A race by Democrats to remove President Donald Trump from office is gathering momentum as some of his fellow Republicans begin to break ranks.
The House of Representatives’ third most senior Republican, Liz Cheney, said she would vote to impeach Mr Trump over last week’s US Capitol riot.
Earlier in the day the president took no responsibility for the breach of Congress by supporters of his.
He will be succeeded by Joe Biden, a Democrat, on 20 January.
The House plans to vote on Wednesday to charge Mr Trump with inciting insurrection, which would make him the first US president ever to be impeached twice.
What have Republicans said?
Ms Cheney, the daughter of former Vice-President Dick Cheney, vowed to back impeachment, the first time a leader of the president’s own party has done so since Richard Nixon’s time in office. She said in a statement: “There has never been a greater betrayal by a President of the United States of his office and his oath to the Constitution.”
The Wyoming representative added that Mr Trump had “summoned this mob, assembled the mob, lit the flame of this attack”.
Two other Republican House members, John Katko and Adam Kinzinger, said they would also vote for impeachment.
House Republican leader Kevin McCarthy, a Trump ally who has said he opposes impeachment, has reportedly decided not to ask rank-and-file members of the party to vote against the measure.
According to the New York Times, Senate Republican leader Mitch McConnell has told confidants he is pleased Democrats want to impeach the president because he believes it will help rid the Republican party of Mr Trump.
Mr McConnell has also told associates he believes the president committed impeachable offences, reports the Washington Post.
On Tuesday evening, House Republican Brian Fitzpatrick of Pennsylvania introduced a resolution to censure Mr Trump – a congressional rebuke less severe than impeachment.
The measure accuses Mr Trump of “trying to unlawfully overturn” the results of November’s presidential election and of having “imperiled a coequal branch of Government”.
On Tuesday, the House of Representatives passed a resolution by 223-205 votes calling on Vice-President Mike Pence to help oust Mr Trump using the 25th Amendment.
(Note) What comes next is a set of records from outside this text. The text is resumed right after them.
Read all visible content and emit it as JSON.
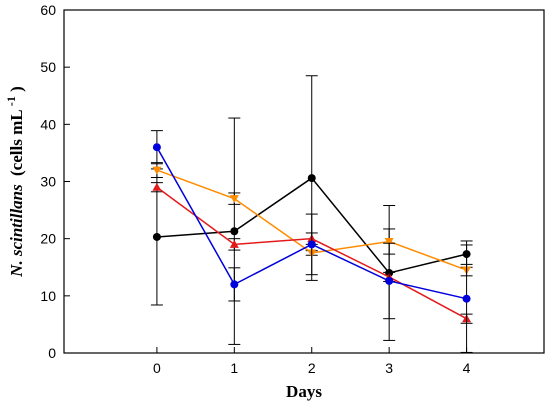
{
  "chart_data": {
    "type": "line",
    "xlabel": "Days",
    "ylabel": {
      "species": "N. scintillans",
      "unit_prefix": "(cells mL",
      "unit_exp": "-1",
      "unit_suffix": ")"
    },
    "xlim": [
      -1.2,
      5
    ],
    "ylim": [
      0,
      60
    ],
    "x_ticks": [
      0,
      1,
      2,
      3,
      4
    ],
    "y_ticks": [
      0,
      10,
      20,
      30,
      40,
      50,
      60
    ],
    "grid": false,
    "legend": "none",
    "x": [
      0,
      1,
      2,
      3,
      4
    ],
    "series": [
      {
        "color": "#000000",
        "marker": "circle",
        "values": [
          20.3,
          21.3,
          30.6,
          14.0,
          17.3
        ],
        "errors": [
          11.9,
          19.8,
          17.9,
          11.8,
          2.3
        ]
      },
      {
        "color": "#ff8c00",
        "marker": "triangle-down",
        "values": [
          32.0,
          27.0,
          17.5,
          19.5,
          14.5
        ],
        "errors": [
          1.3,
          1.0,
          0.4,
          2.2,
          1.0
        ]
      },
      {
        "color": "#e31a1c",
        "marker": "triangle-up",
        "values": [
          29.0,
          19.0,
          20.0,
          13.3,
          6.0
        ],
        "errors": [
          0.8,
          1.0,
          1.0,
          0.8,
          0.8
        ]
      },
      {
        "color": "#0000dd",
        "marker": "circle",
        "values": [
          36.0,
          12.0,
          19.0,
          12.6,
          9.5
        ],
        "errors": [
          2.9,
          2.9,
          5.3,
          6.6,
          9.4
        ]
      }
    ]
  }
}
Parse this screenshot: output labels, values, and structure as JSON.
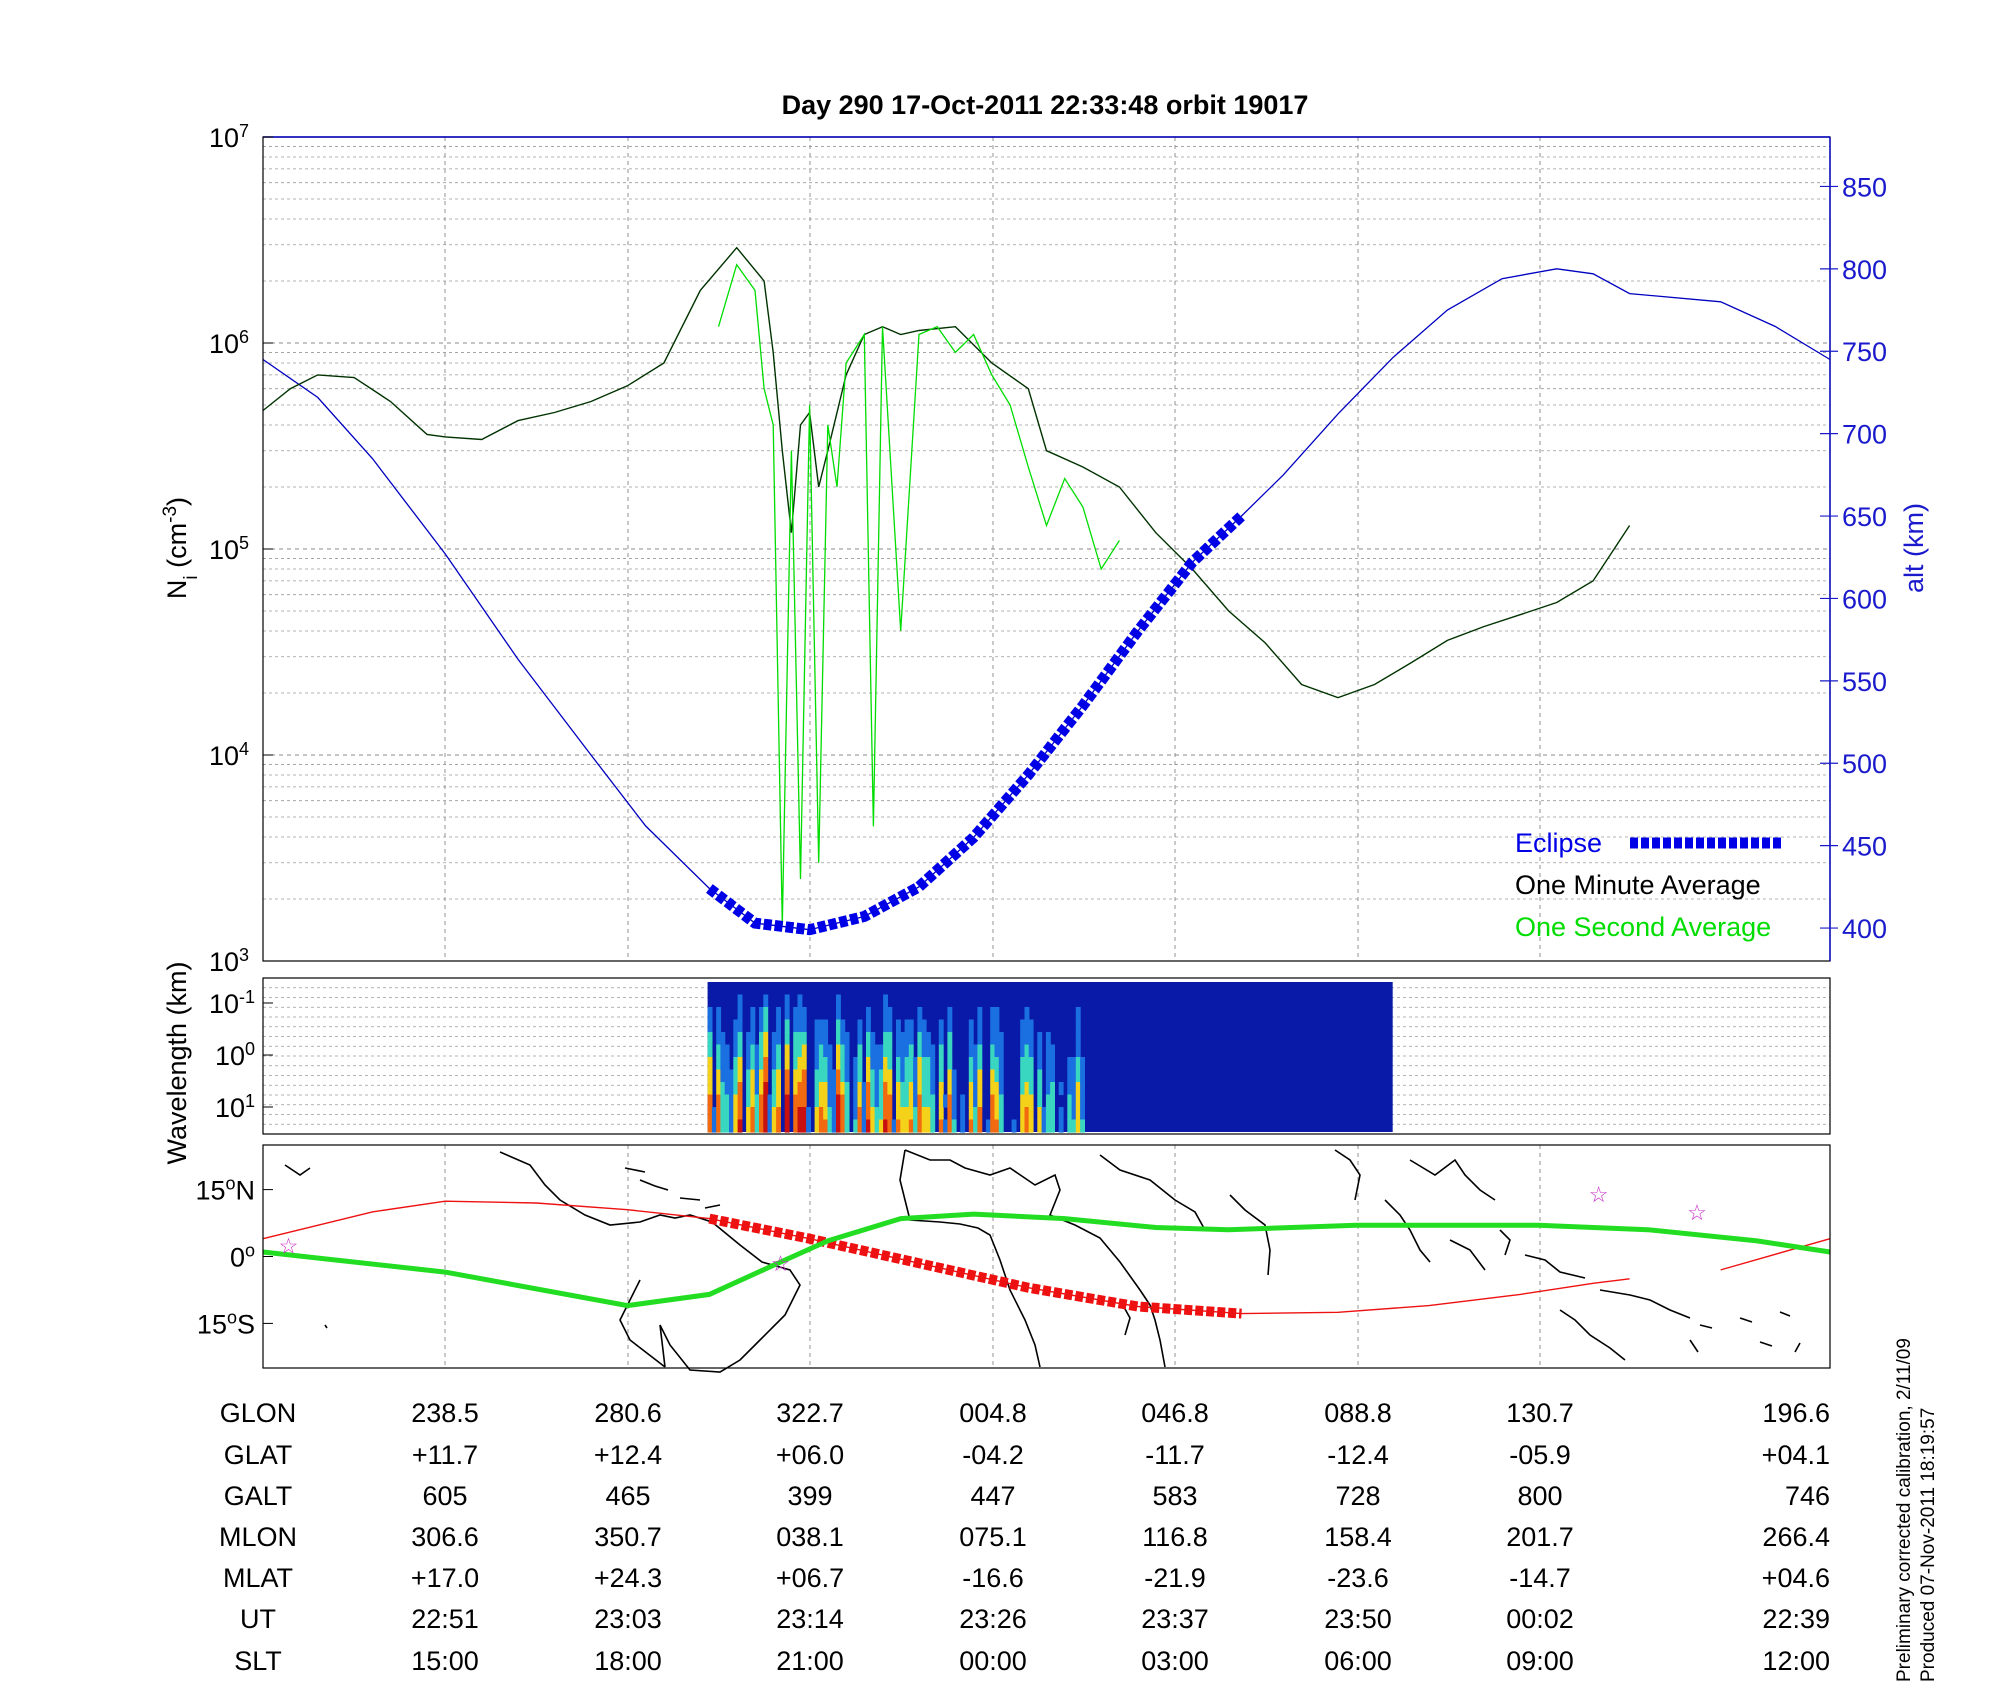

But earlier in the day Mr Pence had already rejected the Democrats’ resolution which urged him to invoke Section 4 of the amendment. That provision would allow the cabinet to remove the president if he is deemed unable to discharge his duties.
In a letter to House Speaker Nancy Pelosi, Mr Pence said: “Under our Constitution, the 25th Amendment is not a means of punishment or usurpation.
“Invoking the 25th Amendment in such a manner would set a terrible precedent.”
Mr Pence’s refusal to go along means that Democrats will proceed to an impeachment vote.
They could also use an impeachment trial to hold a vote blocking Mr Trump from ever running for office again. The president has indicated he plans to campaign in 2024.
If Mr Trump is impeached by the House, he would have a trial in the Senate to determine his guilt.
The New York Times also reported on Tuesday that as many as 20 Senate Republicans were open to convicting the president.
A two-thirds majority of the upper chamber would be needed to convict Mr Trump, meaning at least 17 Republicans would have to vote for conviction.
What did Trump say?
In his first public appearance since last Wednesday’s riot, Mr Trump showed no contrition for remarks he made to supporters at a rally before a mob stormed the halls of Congress.
“What I said was totally appropriate,” Mr Trump said ahead of a trip to the US-Mexico border wall in Texas. “I want no violence.”
He also told reporters: “This impeachment is causing tremendous anger, and you’re doing it, and it’s really a terrible thing that they’re doing.”
Mr Trump said the “real problem” was rhetoric used by Democrats during Black Lives Matter protests and violence last year.
The impeachment case centres on Mr Trump’s remarks at a rally outside the White House shortly before supporters of his attempted to storm the House of Representatives.
Mr Trump had repeated unsubstantiated claims of voter fraud, urging the crowd to march on Congress as it was certifying Mr Biden’s election victory.
He called on them to “peacefully and patriotically make your voices heard”, but also to “fight like hell”.